I am part of an organization that is often left holding the bag, to provide a mechanism for the payment of covered insurance claims of insolvent insurance companies. We strive to help relieve the financial burden placed on claimants and insureds when insurance companies fail. Our organization relies on the data we receive to handle the claims of insolvent insurance companies. The challenges we see firsthand with the data is consistent with the challenges Tony Jacob was describing about legacy IT infrastructure and core systems. Working closely with core systems for last four years, I can safely say that technology partners are equally slow to change. Their product roadmaps reflect overall industry’s inertia.

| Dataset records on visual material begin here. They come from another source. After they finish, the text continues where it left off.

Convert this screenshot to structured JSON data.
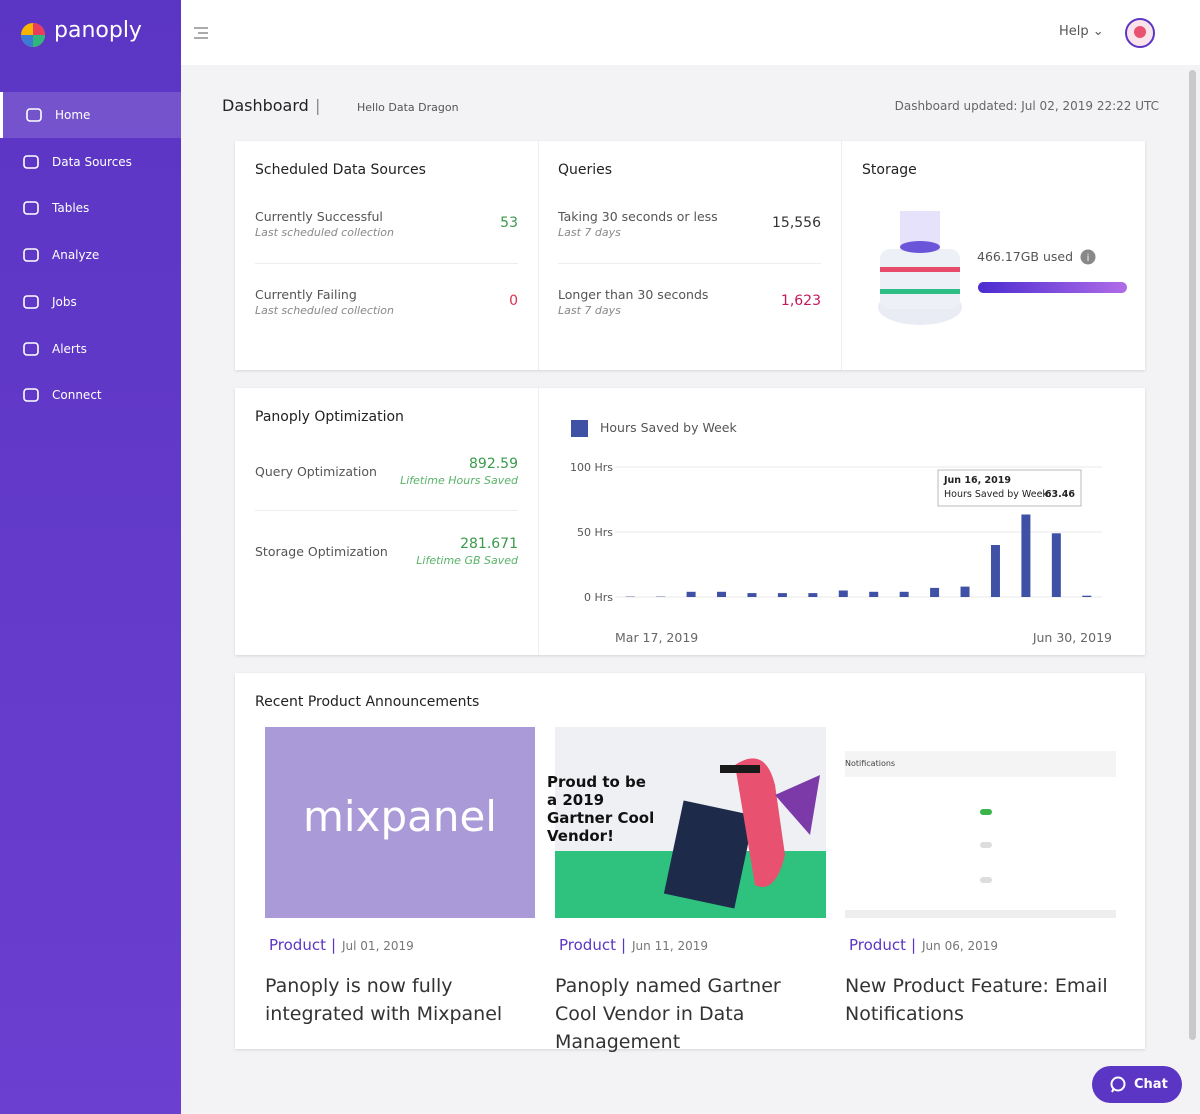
{
  "sidebar": {
    "logo": "panoply",
    "nav": [
      "Home",
      "Data Sources",
      "Tables",
      "Analyze",
      "Jobs",
      "Alerts",
      "Connect"
    ]
  },
  "header": {
    "help": "Help"
  },
  "breadcrumb": {
    "title": "Dashboard",
    "subtitle": "Hello Data Dragon",
    "updated": "Dashboard updated: Jul 02, 2019 22:22 UTC"
  },
  "scheduled": {
    "title": "Scheduled Data Sources",
    "rows": [
      {
        "label": "Currently Successful",
        "sub": "Last scheduled collection",
        "value": 53
      },
      {
        "label": "Currently Failing",
        "sub": "Last scheduled collection",
        "value": 0
      }
    ]
  },
  "queries": {
    "title": "Queries",
    "rows": [
      {
        "label": "Taking 30 seconds or less",
        "sub": "Last 7 days",
        "value": "15,556"
      },
      {
        "label": "Longer than 30 seconds",
        "sub": "Last 7 days",
        "value": "1,623"
      }
    ]
  },
  "storage": {
    "title": "Storage",
    "used": "466.17GB used"
  },
  "optimization": {
    "title": "Panoply Optimization",
    "rows": [
      {
        "label": "Query Optimization",
        "value": 892.59,
        "sub": "Lifetime Hours Saved"
      },
      {
        "label": "Storage Optimization",
        "value": 281.671,
        "sub": "Lifetime GB Saved"
      }
    ]
  },
  "chart_data": {
    "type": "bar",
    "categories": [
      "Mar 17, 2019",
      null,
      null,
      null,
      null,
      null,
      null,
      null,
      null,
      null,
      null,
      null,
      null,
      null,
      null,
      "Jun 30, 2019"
    ],
    "series": [
      {
        "name": "Hours Saved by Week",
        "color": "#3f51a5",
        "values": [
          0.3,
          0.3,
          4,
          4,
          3,
          3,
          3,
          5,
          4,
          4,
          7,
          8,
          40,
          63.46,
          49,
          1
        ]
      }
    ],
    "ylim": [
      0,
      100
    ],
    "yticks": [
      {
        "value": 0,
        "label": "0 Hrs"
      },
      {
        "value": 50,
        "label": "50 Hrs"
      },
      {
        "value": 100,
        "label": "100 Hrs"
      }
    ],
    "grid": true,
    "tooltip": {
      "date": "Jun 16, 2019",
      "label": "Hours Saved by Week:",
      "value": "63.46"
    }
  },
  "announcements": {
    "title": "Recent Product Announcements",
    "items": [
      {
        "tag": "Product",
        "date": "Jul 01, 2019",
        "title": "Panoply is now fully integrated with Mixpanel",
        "image_text": "mixpanel"
      },
      {
        "tag": "Product",
        "date": "Jun 11, 2019",
        "title": "Panoply named Gartner Cool Vendor in Data Management",
        "image_text": "Proud to be a 2019 Gartner Cool Vendor!"
      },
      {
        "tag": "Product",
        "date": "Jun 06, 2019",
        "title": "New Product Feature: Email Notifications",
        "image_text": "Notifications"
      }
    ]
  },
  "chat": "Chat"
}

McKinsey Global Institute’s report “The Internet Of Things: Mapping The Value Beyond The Hype” says, “The Internet of Things has the potential to fundamentally shift the way we interact with our surroundings. The ability to monitor and manage objects in the physical world electronically makes it possible to bring data-driven decision making to new realms of human activity.” With a potential economic impact—including consumer surplus—of as much as $11.1 trillion per year in 2025. Another McKinsey Global Institute’s report cites The United States alone faces a shortage of 140,000 to 190,000 people with deep analytical skills as well as 1.5 million managers and analysts to analyze big data and make decisions based on their findings. Finally According to Forrester, report “Sizing the Cloud” the global market for cloud computing is forecasted to grow 34.9 percent annually during 2011-16. Each one of these data points can be analyzed and have been analyzed in greater detail, the purpose of citing them here is to highlight the fact that IoT, Cloud and Big Data in Post app-era will create a significant change that affects every industry and organization. Whether it is Wearable Tech, Smart home, M2M, and Connected Devices the technology is permeating every facet of society and in the process creating an exponential growth in data. Insurance industry with its history as the early adopters of technology and leveraging the power of data the benefits for the insurance industry are apparent. Therefore, we must come out of our inertia as we cannot afford to be laggards. Perhaps what we need is the spirit of Edmund Berkeley in every insurance company to help take that strategic leap forward to make connections between clever innovations and industry needs.